How is it Diagnosed?

A person with hyperuricemia may not necessarily develop gout, and some people confuse gout with other rheumatic diseases such as arthritis and osteoarthritis as these are conditions that also affect joints and have the same symptoms. While gout is caused by the  under-elimination  of uric acid,  the latter is caused by the wear and tear of the joints.  Most naturally, the diagnosis and treatment would not be the same. To diagnose gout, a doctor may extract samples of synovial fluid from an inflamed joint using a needle, which then will be examined by a laboratory technician. The presence of monosodium urate crystals  indicate gout, but their absence does not rule out the diagnosis.

Just because  you don’t feel it doesn’t mean  you don’t have it.

There  are four stages of this  disease.  The very first  stage of gout is   Asymptomatic hyperuricemia. This is when  a person  has  elevated level of  uric acid in the  blood  but has not experience  the painful symptoms yet. At this  stage, treatment is not yet required.

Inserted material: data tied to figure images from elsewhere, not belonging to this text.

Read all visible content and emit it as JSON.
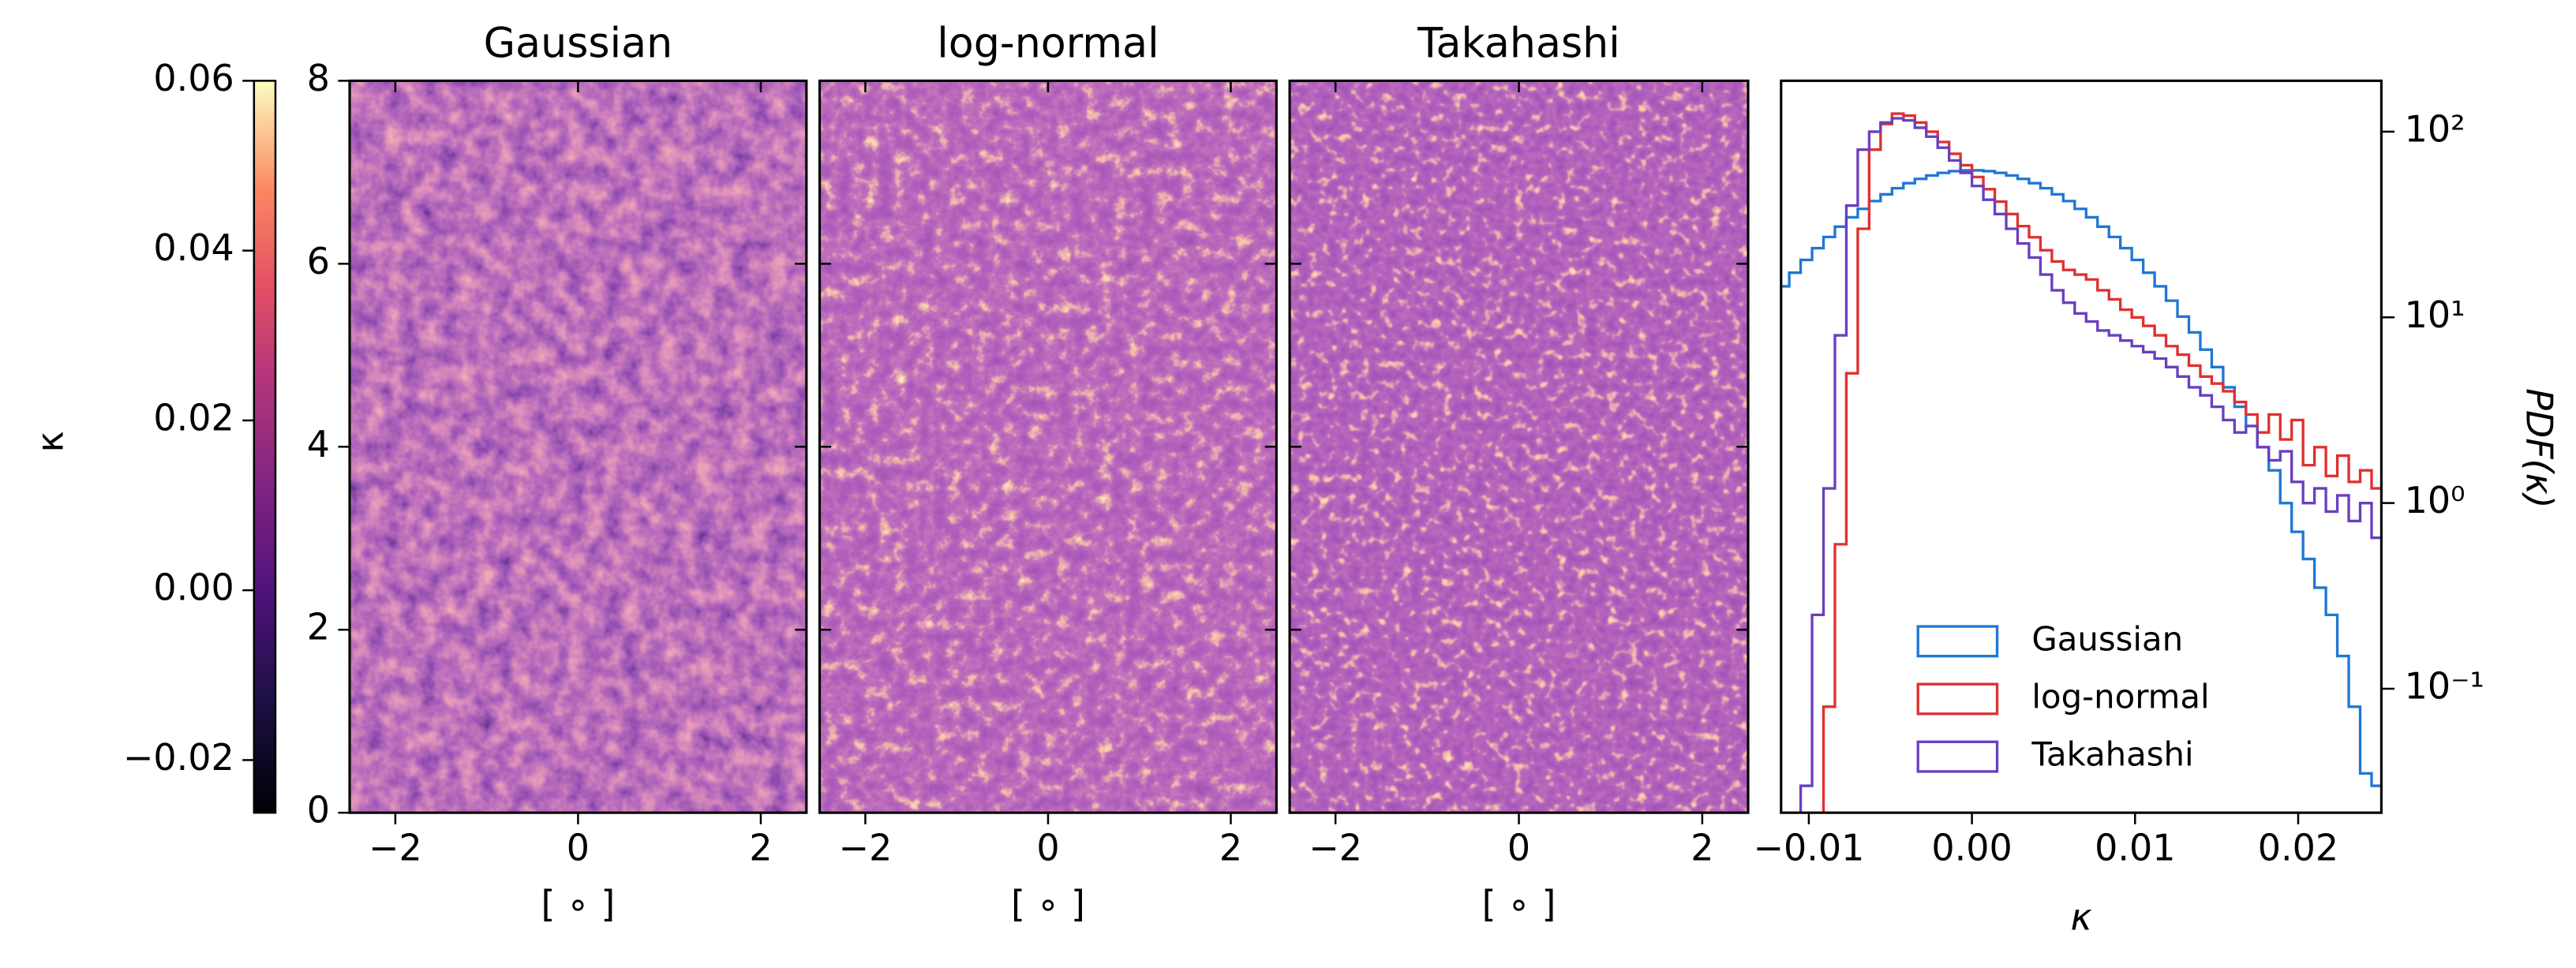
{
  "chart_data": [
    {
      "type": "heatmap",
      "title": "Gaussian",
      "xlabel": "[ ∘ ]",
      "xlim": [
        -2.5,
        2.5
      ],
      "ylim": [
        0,
        8
      ],
      "xticks": [
        {
          "value": -2,
          "label": "−2"
        },
        0,
        2
      ],
      "yticks": [
        0,
        2,
        4,
        6,
        8
      ],
      "colorbar": {
        "label": "κ",
        "colormap": "magma",
        "lim": [
          -0.0262,
          0.06
        ],
        "ticks": [
          {
            "value": -0.02,
            "label": "−0.02"
          },
          {
            "value": 0,
            "label": "0.00"
          },
          {
            "value": 0.02,
            "label": "0.02"
          },
          {
            "value": 0.04,
            "label": "0.04"
          },
          {
            "value": 0.06,
            "label": "0.06"
          }
        ]
      }
    },
    {
      "type": "heatmap",
      "title": "log-normal",
      "xlabel": "[ ∘ ]",
      "xlim": [
        -2.5,
        2.5
      ],
      "ylim": [
        0,
        8
      ],
      "xticks": [
        {
          "value": -2,
          "label": "−2"
        },
        0,
        2
      ]
    },
    {
      "type": "heatmap",
      "title": "Takahashi",
      "xlabel": "[ ∘ ]",
      "xlim": [
        -2.5,
        2.5
      ],
      "ylim": [
        0,
        8
      ],
      "xticks": [
        {
          "value": -2,
          "label": "−2"
        },
        0,
        2
      ]
    },
    {
      "type": "histogram",
      "xlabel": "κ",
      "ylabel": "PDF(κ)",
      "log_y": true,
      "y_axis_side": "right",
      "legend": "lower center",
      "xlim": [
        -0.0117,
        0.0251
      ],
      "ylim": [
        0.0215,
        188
      ],
      "xticks": [
        {
          "value": -0.01,
          "label": "−0.01"
        },
        {
          "value": 0,
          "label": "0.00"
        },
        0.01,
        0.02
      ],
      "yticks": [
        {
          "value": 0.1,
          "label": "10⁻¹"
        },
        {
          "value": 1,
          "label": "10⁰"
        },
        {
          "value": 10,
          "label": "10¹"
        },
        {
          "value": 100,
          "label": "10²"
        }
      ],
      "bins": [
        -0.0119,
        -0.0112,
        -0.0105,
        -0.0098,
        -0.0091,
        -0.0084,
        -0.0077,
        -0.007,
        -0.0063,
        -0.0056,
        -0.0049,
        -0.0042,
        -0.0035,
        -0.0028,
        -0.0021,
        -0.0014,
        -0.0007,
        0,
        0.0007,
        0.0014,
        0.0021,
        0.0028,
        0.0035,
        0.0042,
        0.0049,
        0.0056,
        0.0063,
        0.007,
        0.0077,
        0.0084,
        0.0091,
        0.0098,
        0.0105,
        0.0112,
        0.0119,
        0.0126,
        0.0133,
        0.014,
        0.0147,
        0.0154,
        0.0161,
        0.0168,
        0.0175,
        0.0182,
        0.0189,
        0.0196,
        0.0203,
        0.021,
        0.0217,
        0.0224,
        0.0231,
        0.0238,
        0.0245,
        0.0252
      ],
      "series": [
        {
          "name": "Gaussian",
          "color": "#1f77d4",
          "values": [
            14.7,
            17.4,
            20.4,
            23.6,
            27.1,
            30.8,
            34.6,
            38.4,
            42.3,
            46,
            49.6,
            52.8,
            55.7,
            58.1,
            60,
            61.3,
            61.9,
            61.9,
            61.3,
            60,
            58.1,
            55.7,
            52.8,
            49.6,
            46,
            42.3,
            38.4,
            34.6,
            30.8,
            27.1,
            23.6,
            20.4,
            17.4,
            14.7,
            12.3,
            10.1,
            8.3,
            6.7,
            5.4,
            4.2,
            3.3,
            2.6,
            2,
            1.5,
            1,
            0.7,
            0.5,
            0.35,
            0.25,
            0.15,
            0.08,
            0.035,
            0.03
          ]
        },
        {
          "name": "log-normal",
          "color": "#e03030",
          "values": [
            0,
            0,
            0,
            0.015,
            0.08,
            0.6,
            5,
            30,
            80,
            110,
            125,
            122,
            112,
            100,
            88,
            76,
            66,
            57,
            49,
            42,
            36,
            31,
            27,
            23,
            20,
            18,
            17,
            16,
            14,
            12.5,
            11,
            10,
            9,
            8,
            7,
            6.3,
            5.5,
            4.8,
            4.4,
            4,
            3.5,
            3,
            2.4,
            3,
            2.2,
            2.8,
            1.6,
            2,
            1.4,
            1.8,
            1.3,
            1.5,
            1.2
          ]
        },
        {
          "name": "Takahashi",
          "color": "#6a3fbf",
          "values": [
            0,
            0,
            0.03,
            0.25,
            1.2,
            8,
            40,
            80,
            100,
            112,
            118,
            115,
            105,
            94,
            82,
            70,
            60,
            51,
            43,
            36,
            30,
            25,
            21,
            17,
            14,
            12,
            10.5,
            9.5,
            8.5,
            8,
            7.5,
            7,
            6.5,
            6,
            5.4,
            4.8,
            4.2,
            3.8,
            3.3,
            2.8,
            2.4,
            2.6,
            2,
            1.7,
            1.9,
            1.3,
            1,
            1.2,
            0.9,
            1.1,
            0.8,
            1,
            0.65
          ]
        }
      ]
    }
  ]
}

Acute gout/acute gouty arthritis – the uric acid crystals are already deposited in the joints, which may  cause swelling and  intense pain  with heat dissipating from the affected area. Intake  of  alcohol or  drugs  or  even  stressful events  may trigger the attack. The first  attack  may last  from 3 to 10  days, or  sometimes it can be longer.  Depending on your tolerance to pain,  medication may not  be necessary.

The third stage is in  the interval/internal critical  gout  wherein the person does not  experience  any  painful attacks  and  will have normal  joint  functions.  The next attacks  after the first one  may  occur after 6 months to  two years,  but the gap could  take up to ten years.  As strange as it may seem, even  though one  does not  feel any symptom,  attacks in this  stage will  be  far more  serious  than the initial ones and  the affected parts  may move  from the toes up to the Achilles area.

The scariest of  all , the Chronic Tophaceous Gout or PolyarticluarGout,  is  the most  disabling stage of gout.  Permanent damage has affected the joints, and  sometimes , the kidneys. Bumps and nodules may appear on the  surface of  the  skin  and  pus may even exude from them.  The good news is, with proper treatment, most people don’t  develop into  this stage.

Is it curable?

Fortunately, gout is  curable  and can be treated. The treatments are designed  to – minimize the pain, avoid  future attacks, and avoid the formation of  tophi (deposits of urate on a joint) and kidney stones.  To alleviate  the  pain  during attacks, a patient  will be most likely be  advised  to ingest nonsteroidal anti -inflammatory drugs or use corticosteroids, which  can be taken  orally or can be injected  into the affected joints.

How to  keep  up  when you’re  already  suffering from gout.

Acute gout is  best treated once you feel its  symptoms.  If you’re advised  of medications, ensure that  you take  them on time and that  you follow  the instructions   religiously.  Doing this  keeps the  disease at bay , and   will  prevent future attacks.

Exercise  regularly and  maintain a healthy weight. Don’t go  on extreme  diets  to lose weight as this may also  increase the uric  acid level in the blood.

Eat  a healthy and  balanced diet.  Purine is  found in all protein-foods and it is not recommended to forego all purine  foods, so just  avoid the ones  that are rich in purine.  Or if you must,  ensure that  you take drink a  lot of  fluids, particularly water.  It helps remove uric acid  from the body.

Follow up appointments with  your doctor to  evaluate your progress. Be honest   about  all the  medicines and  dietary supplements  that you’re  taking. If  there’s  anyone  who can determine  if you’re  a high-risk for this  disease, it’s  your doctor.